Neue Steuern wollen ÖVP und FPÖ nun ebenfalls nicht. Das Klimaticket bleibt zwar, wird aber eingeschränkt. Bildungskarenz und Klimabonus werden gestrichen.
Aber wer sind Georg Knill und die Industriellenvereinigung eigentlich und warum haben sie einen so großen Einfluss?

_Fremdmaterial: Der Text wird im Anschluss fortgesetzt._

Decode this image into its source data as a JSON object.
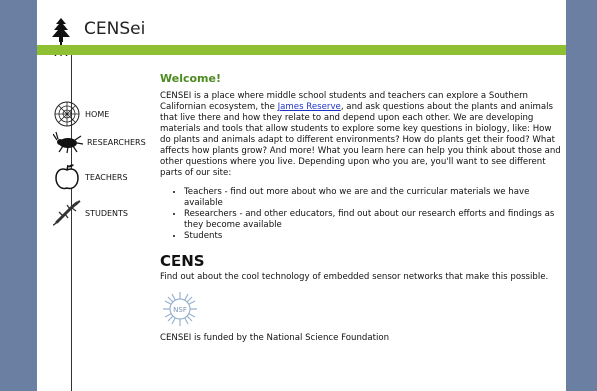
{
  "header": {
    "site_title": "CENSei"
  },
  "nav": {
    "items": [
      {
        "label": "HOME",
        "icon": "spider-web-icon"
      },
      {
        "label": "RESEARCHERS",
        "icon": "beetle-icon"
      },
      {
        "label": "TEACHERS",
        "icon": "apple-icon"
      },
      {
        "label": "STUDENTS",
        "icon": "lizard-icon"
      }
    ]
  },
  "main": {
    "welcome": "Welcome!",
    "intro_before_link": "CENSEI is a place where middle school students and teachers can explore a Southern Californian ecosystem, the ",
    "intro_link": "James Reserve",
    "intro_after_link": ", and ask questions about the plants and animals that live there and how they relate to and depend upon each other. We are developing materials and tools that allow students to explore some key questions in biology, like: How do plants and animals adapt to different environments? How do plants get their food? What affects how plants grow? And more! What you learn here can help you think about those and other questions where you live. Depending upon who you are, you'll want to see different parts of our site:",
    "audience": [
      "Teachers - find out more about who we are and the curricular materials we have available",
      "Researchers - and other educators, find out about our research efforts and findings as they become available",
      "Students"
    ],
    "cens_logo_text": "CENS",
    "cens_description": "Find out about the cool technology of embedded sensor networks that make this possible.",
    "nsf_logo_text": "NSF",
    "funding": "CENSEI is funded by the National Science Foundation"
  },
  "colors": {
    "accent_green": "#8fc033",
    "welcome_green": "#4d8a1f",
    "background": "#6b7fa3",
    "link": "#2233cc"
  }
}
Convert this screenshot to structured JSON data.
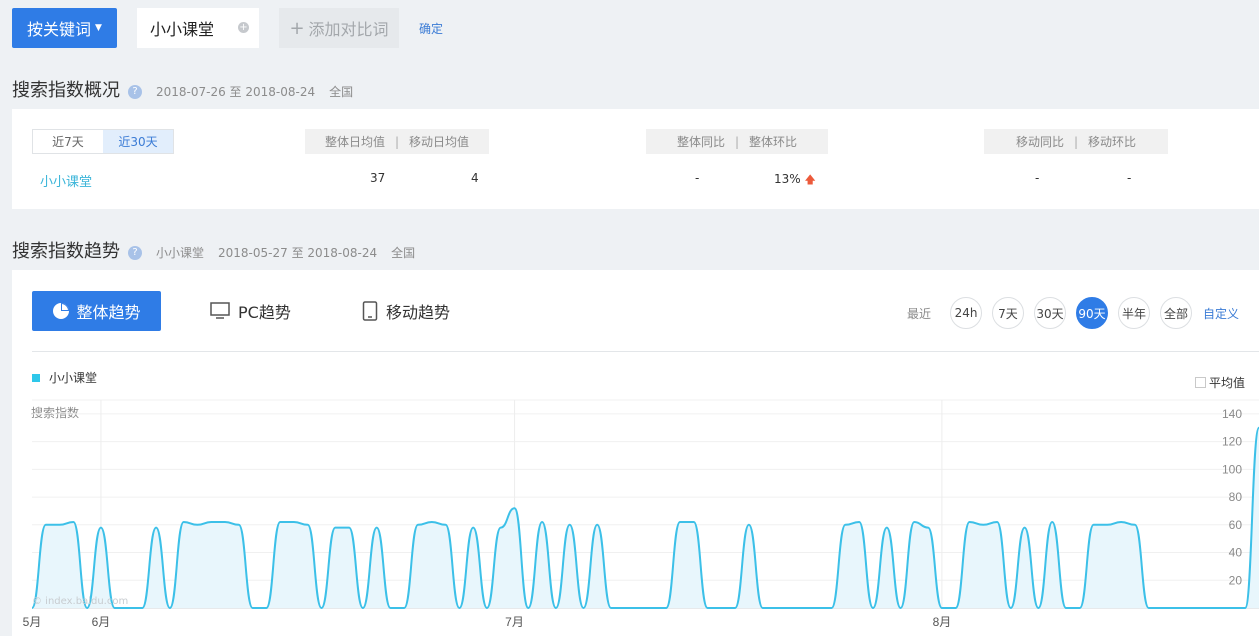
{
  "toolbar": {
    "keyword_button": "按关键词",
    "keyword_value": "小小课堂",
    "add_compare": "添加对比词",
    "confirm": "确定"
  },
  "overview": {
    "title": "搜索指数概况",
    "date_range": "2018-07-26 至 2018-08-24",
    "region": "全国",
    "range_tabs": [
      "近7天",
      "近30天"
    ],
    "active_tab": "近30天",
    "headers": {
      "avg_total": "整体日均值",
      "avg_mobile": "移动日均值",
      "yoy_total": "整体同比",
      "mom_total": "整体环比",
      "yoy_mobile": "移动同比",
      "mom_mobile": "移动环比"
    },
    "row": {
      "keyword": "小小课堂",
      "avg_total": "37",
      "avg_mobile": "4",
      "yoy_total": "-",
      "mom_total": "13%",
      "yoy_mobile": "-",
      "mom_mobile": "-"
    }
  },
  "trend": {
    "title": "搜索指数趋势",
    "keyword": "小小课堂",
    "date_range": "2018-05-27 至 2018-08-24",
    "region": "全国",
    "tabs": {
      "overall": "整体趋势",
      "pc": "PC趋势",
      "mobile": "移动趋势"
    },
    "recent_label": "最近",
    "ranges": [
      "24h",
      "7天",
      "30天",
      "90天",
      "半年",
      "全部"
    ],
    "active_range": "90天",
    "custom": "自定义",
    "legend": "小小课堂",
    "average_toggle": "平均值",
    "y_axis_label": "搜索指数",
    "watermark": "© index.baidu.com"
  },
  "colors": {
    "accent": "#2f7ce6",
    "series": "#3cc0e8",
    "series_fill": "#e8f6fc"
  },
  "chart_data": {
    "type": "area",
    "ylabel": "搜索指数",
    "ylim": [
      0,
      150
    ],
    "yticks": [
      20,
      40,
      60,
      80,
      100,
      120,
      140
    ],
    "x_start": "2018-05-27",
    "x_end": "2018-08-24",
    "x_ticks": [
      {
        "label": "5月",
        "date": "2018-05-27"
      },
      {
        "label": "6月",
        "date": "2018-06-01"
      },
      {
        "label": "7月",
        "date": "2018-07-01"
      },
      {
        "label": "8月",
        "date": "2018-08-01"
      }
    ],
    "series": [
      {
        "name": "小小课堂",
        "values": [
          0,
          60,
          60,
          62,
          0,
          58,
          0,
          0,
          0,
          58,
          0,
          62,
          60,
          62,
          62,
          60,
          0,
          0,
          62,
          62,
          60,
          0,
          58,
          58,
          0,
          58,
          0,
          0,
          60,
          62,
          60,
          0,
          58,
          0,
          58,
          72,
          0,
          62,
          0,
          60,
          0,
          60,
          0,
          0,
          0,
          0,
          0,
          62,
          62,
          0,
          0,
          0,
          60,
          0,
          0,
          0,
          0,
          0,
          0,
          60,
          62,
          0,
          58,
          0,
          62,
          58,
          0,
          0,
          62,
          60,
          62,
          0,
          58,
          0,
          62,
          0,
          0,
          60,
          60,
          62,
          60,
          0,
          0,
          0,
          0,
          0,
          0,
          0,
          0,
          130
        ]
      }
    ]
  }
}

"Österreich hat zwei Verfassungen - eine formelle und eine reale", sagt Politikwissenschaftler Ferdinand Karlhofer von der Uni Innsbruck im Gespräch mit PULS 24. Er spielt damit darauf an, dass die IV eigentlich kein Teil der Sozialpartnerschaft ist, aber real oft als solcher behandelt werde. Über die Sparte Industrie in der Wirtschaftskammer (WK) habe man aber auch offiziell Einfluss.
Eigentlich nur ein Verein
"Die IV ist mächtig und hat ein gewichtiges Wort bei allen Verhandlungen", so Karlhofer. Sie ist aber eigentlich ein Verein, der laut eigenen Angaben "über 5.000 Mitglieder" hat. Eine Mitgliedschaft ist freiwillig, wie viel sie kostet, gibt die IV nicht bekannt. Die IV versteht sich als Interessensvertretung der Industrie, aber auch der Banken. Sie ist im Lobbyregister eingetragen und betreibt als solche auch ein Büro in Brüssel.
Video: Knill im Porträt
Seit 2020 ist Georg Knill ihr Präsident. Die Knill-Gruppe, die der 52-Jährige gemeinsam mit seinem Bruder führt, gibt es länger als die Vorgängervereine der IV selbst. Schon 1712 produzierte die Schmiede Moosdorfer angeblich Säbel, Sicheln und Klingen - auch für die kaiserliche Armee. Heute ist das Familienunternehmen mit seinen Tochterfirmen in mehreren Ländern, darunter China, Indien und die USA, tätig und hat sich auf Batterie-, Kabel- und Draht- sowie auf die Glasfaserindustrie spezialisiert.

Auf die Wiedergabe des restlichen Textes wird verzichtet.